At 7 p.m., the trumpet was sounded for guests to leave the silent auction and to file into the main tent for dinner. Items including private photography classes, fitness training, Chilmark Chocolates, a cooking class for six and private riding lessons were available for bidding.
But before the live auction began, Sheldon Hackney, master of ceremonies for the evening and former chairman of the National Endowment for the Humanities, recognized members of the Vineyard community who served in World War II. Clifton Athearn, Maurice Vanderpol, Anne Lesnikowski, Nelson Smith, Mev Good and Curtis Jones were six of the 22 Islanders recognized for their roles during the war.
Mr. Vanderpol was a Jewish teenager in hiding in Amsterdam during the war, and now shares his story with elementary and high school students throughout Massachusetts.
“I survived because certain people had the courage to help me,” he said. One person was a high school friend who gave him his identity card. Mr. Vanderpol inserted a picture of himself on top of his friend’s and forged the stamp that was needed.
He recalled being stopped by a Nazi patrolman one night. “He knew it was fake,” Mr. Vanderpol recalled. “Go, he said.” Every year Mr. Vanderpol shares this story as well as his wife’s survival of Nazi concentration camps with students; he most enjoys the questions they pose.
“Tonight is about saying thank you to the honorees,” David Nathans, executive director of the museum, said. “They gave us their stories . . . they resonate with people and some are pretty emotional.”
With a wind ruffling off the Edgartown harbor at the Vose Family Trust property on Tower Hill, the flags atop the tent blew and the crowd rose to sing America the Beautiful, accompanied by a military trumpet.
The sold-out evening played host to more than 300 people, and proceeds raised went to educational programs at the museum. Mr. Nathans declared the night a success. “It’s learning and smiling while doing it,” he said.
Live auction items included an 1890s American flag with 40 stars, a ski vacation, a weekend in Bermuda and a party at the Edgartown Lighthouse on July 4 next year.
“I’ve known most of who’s being honored my whole life,” Mr. Smith said, dressed in a jacket adorned with ribbons and medals. “I liked the service,” he added. Mr. Smith was called back for the Korean War, but after having three children, he decided to stay on the Island.
Honoree Mev Good was stationed in Camp Hale, Colo., as a sergeant in the mountain division. “My mother would be happy,” Mr.

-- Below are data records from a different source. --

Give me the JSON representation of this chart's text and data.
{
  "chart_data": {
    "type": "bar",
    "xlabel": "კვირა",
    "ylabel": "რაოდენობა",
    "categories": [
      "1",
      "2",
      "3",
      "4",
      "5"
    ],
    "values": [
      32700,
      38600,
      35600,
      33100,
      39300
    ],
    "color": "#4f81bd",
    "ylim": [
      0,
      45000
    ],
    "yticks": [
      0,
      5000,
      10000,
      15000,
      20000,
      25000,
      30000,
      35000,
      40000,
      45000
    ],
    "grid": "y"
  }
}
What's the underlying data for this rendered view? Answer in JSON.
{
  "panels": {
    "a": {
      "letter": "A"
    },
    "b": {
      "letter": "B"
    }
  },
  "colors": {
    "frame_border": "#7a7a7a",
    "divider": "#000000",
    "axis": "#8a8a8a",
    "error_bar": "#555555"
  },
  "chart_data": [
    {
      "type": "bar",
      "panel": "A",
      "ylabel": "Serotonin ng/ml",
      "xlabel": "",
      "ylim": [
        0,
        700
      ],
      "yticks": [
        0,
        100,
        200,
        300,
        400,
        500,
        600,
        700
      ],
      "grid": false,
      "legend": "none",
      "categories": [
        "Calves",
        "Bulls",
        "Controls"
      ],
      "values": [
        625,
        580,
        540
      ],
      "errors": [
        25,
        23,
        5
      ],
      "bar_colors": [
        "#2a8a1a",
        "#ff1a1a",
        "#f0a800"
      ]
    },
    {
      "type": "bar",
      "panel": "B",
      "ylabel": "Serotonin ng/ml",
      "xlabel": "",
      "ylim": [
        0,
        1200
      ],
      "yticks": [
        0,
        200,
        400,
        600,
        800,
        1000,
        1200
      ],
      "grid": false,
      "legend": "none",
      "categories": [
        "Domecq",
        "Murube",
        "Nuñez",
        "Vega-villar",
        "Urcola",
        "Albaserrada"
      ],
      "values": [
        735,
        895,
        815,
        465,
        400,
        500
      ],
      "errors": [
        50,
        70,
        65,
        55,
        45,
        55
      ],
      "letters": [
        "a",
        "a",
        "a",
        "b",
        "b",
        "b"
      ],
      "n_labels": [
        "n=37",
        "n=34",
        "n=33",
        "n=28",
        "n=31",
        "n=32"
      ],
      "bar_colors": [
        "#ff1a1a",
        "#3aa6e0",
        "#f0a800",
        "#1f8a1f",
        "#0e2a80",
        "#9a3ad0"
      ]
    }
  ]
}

Good said smiling. “It’s very nice to be honored.” One woman came up to him and thanked him for his work as a substitute teacher at the high school, saying he “made a whole generation of kids happy.”
Mr. Good lost his best friend and teammate on the track and soccer team in the war, and he remembered him fondly. “[Tonight’s] a little sad because of the people who didn’t come back,” he said. “I think of them at times like these.”